YOGYA, KRJOGJA.com – Sebanyak 25 warga Desa Purwomartani Kalasan Sleman yang terdampak pembangunan Jalan Tol Yogya-Solo menerima pembayaran ganti untung tahap pertama senilai total Rp 26,2 miliar pada Jumat (8/1) ini. Pembayaran ganti untung pembangunan infrastruktur Jalan Tol Yogya-Solo tersebut diharapkan mampu menjadi motor penggerak pertumbuhan ekonomi DIY yang tertekan akibat pandemi Covid-19.

Kepala Dinas Pertanahan dan Tata Ruang (Dispetaru) DIY atau Kundha Niti Mandala Sarta Tata Sasana Krido Suprayitno mengatakan tahap pertama penyerahan pembayaran ganti untung dan pelepasan hak atas objek pengadaan tanah pembangunan Jalan Tol Yogya-Solo telah dimulai. Pembayaran ganti untung tersebut sudah sesuai dengan penilaian dari tim appraisal.

“Penerima ganti untung tertinggi senilai Rp 2,3 miliar dan terendah senilai Rp 73 juta dari 25 warga terdampak pembangunan Jalan Tol Yogya-Solo tersebut. Kita bisa melihat kenyataan warga terdampak pembangunan jalan tol di DIY benar-benar menerima ganti untung, jadi ini adalah Jumat Berkah,” papar Krido kepada KR usai mendampingi Wakil Gubernur DIY Paku Alam X dan Asekda Perekonomian dan Pembangunan Setda DIY Tri Saktiyana yang mewakili Gubernur DIY membuka penyerahan pembayaran ganti untung dan pelepasan hak atas objek pengadaan tanah pembangunan Jalan Tol Yogya-Solo secara daring di Gedhong Pracimosono Kepatihan. Krido menjelaskan pembayaran ganti untung tahap selanjutnya terhadap 294 warga Desa Purwomartani terdampak pembangunan akan diselesaikan sesuai jadwal April 2021.

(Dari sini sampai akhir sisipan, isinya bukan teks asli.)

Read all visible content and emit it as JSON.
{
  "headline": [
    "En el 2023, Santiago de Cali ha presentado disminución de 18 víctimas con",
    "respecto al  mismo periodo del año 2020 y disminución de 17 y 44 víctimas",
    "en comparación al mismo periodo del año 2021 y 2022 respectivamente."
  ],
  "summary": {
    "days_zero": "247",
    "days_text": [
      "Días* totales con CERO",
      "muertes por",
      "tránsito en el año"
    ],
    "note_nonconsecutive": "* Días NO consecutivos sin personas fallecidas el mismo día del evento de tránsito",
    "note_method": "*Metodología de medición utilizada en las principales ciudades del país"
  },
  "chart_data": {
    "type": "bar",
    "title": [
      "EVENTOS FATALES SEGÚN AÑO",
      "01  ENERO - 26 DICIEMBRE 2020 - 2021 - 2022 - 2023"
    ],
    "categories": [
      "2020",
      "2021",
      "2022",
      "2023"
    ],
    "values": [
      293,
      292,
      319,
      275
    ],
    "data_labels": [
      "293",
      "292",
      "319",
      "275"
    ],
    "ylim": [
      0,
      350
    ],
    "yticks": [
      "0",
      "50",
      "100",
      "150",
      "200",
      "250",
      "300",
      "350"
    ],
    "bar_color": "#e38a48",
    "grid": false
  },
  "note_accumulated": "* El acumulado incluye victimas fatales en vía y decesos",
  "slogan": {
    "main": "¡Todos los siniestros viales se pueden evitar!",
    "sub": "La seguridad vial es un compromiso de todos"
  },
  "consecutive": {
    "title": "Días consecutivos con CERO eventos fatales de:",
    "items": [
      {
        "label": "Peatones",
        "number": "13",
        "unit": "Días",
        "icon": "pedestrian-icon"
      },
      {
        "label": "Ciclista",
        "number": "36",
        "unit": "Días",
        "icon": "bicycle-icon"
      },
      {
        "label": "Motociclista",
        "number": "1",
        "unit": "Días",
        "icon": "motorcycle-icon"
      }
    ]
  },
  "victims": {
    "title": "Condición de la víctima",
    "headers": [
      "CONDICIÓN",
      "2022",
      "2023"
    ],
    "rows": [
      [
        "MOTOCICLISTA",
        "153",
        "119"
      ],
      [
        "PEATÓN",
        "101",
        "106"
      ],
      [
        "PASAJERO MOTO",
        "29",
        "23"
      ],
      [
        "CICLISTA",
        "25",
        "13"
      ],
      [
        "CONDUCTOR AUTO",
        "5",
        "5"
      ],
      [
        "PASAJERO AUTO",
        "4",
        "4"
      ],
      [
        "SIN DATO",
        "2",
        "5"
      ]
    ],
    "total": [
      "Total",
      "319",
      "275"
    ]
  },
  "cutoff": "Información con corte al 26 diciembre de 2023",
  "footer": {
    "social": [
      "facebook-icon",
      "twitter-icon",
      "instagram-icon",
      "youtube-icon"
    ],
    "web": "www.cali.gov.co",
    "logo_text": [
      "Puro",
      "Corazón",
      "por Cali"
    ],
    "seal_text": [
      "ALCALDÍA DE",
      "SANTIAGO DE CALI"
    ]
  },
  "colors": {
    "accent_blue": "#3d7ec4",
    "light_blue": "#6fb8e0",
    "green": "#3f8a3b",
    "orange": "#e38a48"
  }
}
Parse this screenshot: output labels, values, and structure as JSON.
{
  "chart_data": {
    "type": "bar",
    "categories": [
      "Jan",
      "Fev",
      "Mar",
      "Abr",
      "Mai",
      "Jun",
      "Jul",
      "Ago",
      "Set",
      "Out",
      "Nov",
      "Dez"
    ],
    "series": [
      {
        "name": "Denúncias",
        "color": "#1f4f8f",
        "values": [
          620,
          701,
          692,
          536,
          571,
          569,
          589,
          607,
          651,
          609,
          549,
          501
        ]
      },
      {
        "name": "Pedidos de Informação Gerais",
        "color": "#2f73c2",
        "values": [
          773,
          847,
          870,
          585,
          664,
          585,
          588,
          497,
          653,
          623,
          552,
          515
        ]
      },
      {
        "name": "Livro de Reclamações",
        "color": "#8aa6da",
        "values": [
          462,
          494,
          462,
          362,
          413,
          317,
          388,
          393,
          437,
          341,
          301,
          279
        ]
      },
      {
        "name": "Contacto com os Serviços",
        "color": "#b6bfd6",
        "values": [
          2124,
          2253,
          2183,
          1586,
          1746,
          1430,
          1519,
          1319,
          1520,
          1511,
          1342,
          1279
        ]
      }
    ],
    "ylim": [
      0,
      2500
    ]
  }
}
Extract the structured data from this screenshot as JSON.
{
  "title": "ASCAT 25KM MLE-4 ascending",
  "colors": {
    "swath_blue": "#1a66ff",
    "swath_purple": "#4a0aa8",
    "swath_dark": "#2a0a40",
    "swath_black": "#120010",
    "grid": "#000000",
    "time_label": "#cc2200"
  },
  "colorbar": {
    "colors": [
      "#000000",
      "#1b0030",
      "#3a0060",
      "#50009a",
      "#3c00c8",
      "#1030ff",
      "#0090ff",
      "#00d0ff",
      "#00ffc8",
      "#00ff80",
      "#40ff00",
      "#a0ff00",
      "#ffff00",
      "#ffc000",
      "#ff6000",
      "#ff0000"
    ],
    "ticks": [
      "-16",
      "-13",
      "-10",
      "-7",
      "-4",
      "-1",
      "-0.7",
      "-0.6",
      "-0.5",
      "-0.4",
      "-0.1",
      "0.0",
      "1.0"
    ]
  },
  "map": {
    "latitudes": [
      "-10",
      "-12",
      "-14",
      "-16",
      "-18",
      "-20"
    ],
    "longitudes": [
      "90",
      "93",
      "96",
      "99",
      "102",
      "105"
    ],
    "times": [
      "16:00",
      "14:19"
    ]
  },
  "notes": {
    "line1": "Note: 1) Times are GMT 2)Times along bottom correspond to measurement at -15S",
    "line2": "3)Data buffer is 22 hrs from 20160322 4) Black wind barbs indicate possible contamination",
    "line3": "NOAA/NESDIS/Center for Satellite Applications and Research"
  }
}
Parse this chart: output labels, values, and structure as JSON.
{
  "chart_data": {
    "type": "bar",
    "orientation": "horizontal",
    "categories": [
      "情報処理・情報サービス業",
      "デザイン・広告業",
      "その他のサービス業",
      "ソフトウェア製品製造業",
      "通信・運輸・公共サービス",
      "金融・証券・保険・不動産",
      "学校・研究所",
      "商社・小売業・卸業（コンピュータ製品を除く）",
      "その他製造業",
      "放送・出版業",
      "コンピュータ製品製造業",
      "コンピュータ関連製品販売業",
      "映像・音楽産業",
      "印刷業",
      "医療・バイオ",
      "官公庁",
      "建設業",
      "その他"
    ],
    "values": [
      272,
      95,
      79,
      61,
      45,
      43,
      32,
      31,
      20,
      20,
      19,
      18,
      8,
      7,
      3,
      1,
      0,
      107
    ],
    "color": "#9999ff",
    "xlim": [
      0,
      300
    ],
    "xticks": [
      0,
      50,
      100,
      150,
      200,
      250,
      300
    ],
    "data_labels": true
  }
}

Keseluruhan usulan anggaran pembayaran ganti untung di Seksi 1 yaitu Desa Purwomartani, Desa Tamanmartani, Desa Selomartani, Desa Tirtomartani dan Desa Bokoharjo sebesar Rp 1,3 triliun.Pembayaran ganti untung seksi 1 di lima desa tersebut terhadap 1.688 bidang dengan luas 89,93 Ha dan 1.688 warga terdampak pembangunan Jalan Tol Yogya-Solo ini ditargetkan selesai 2021.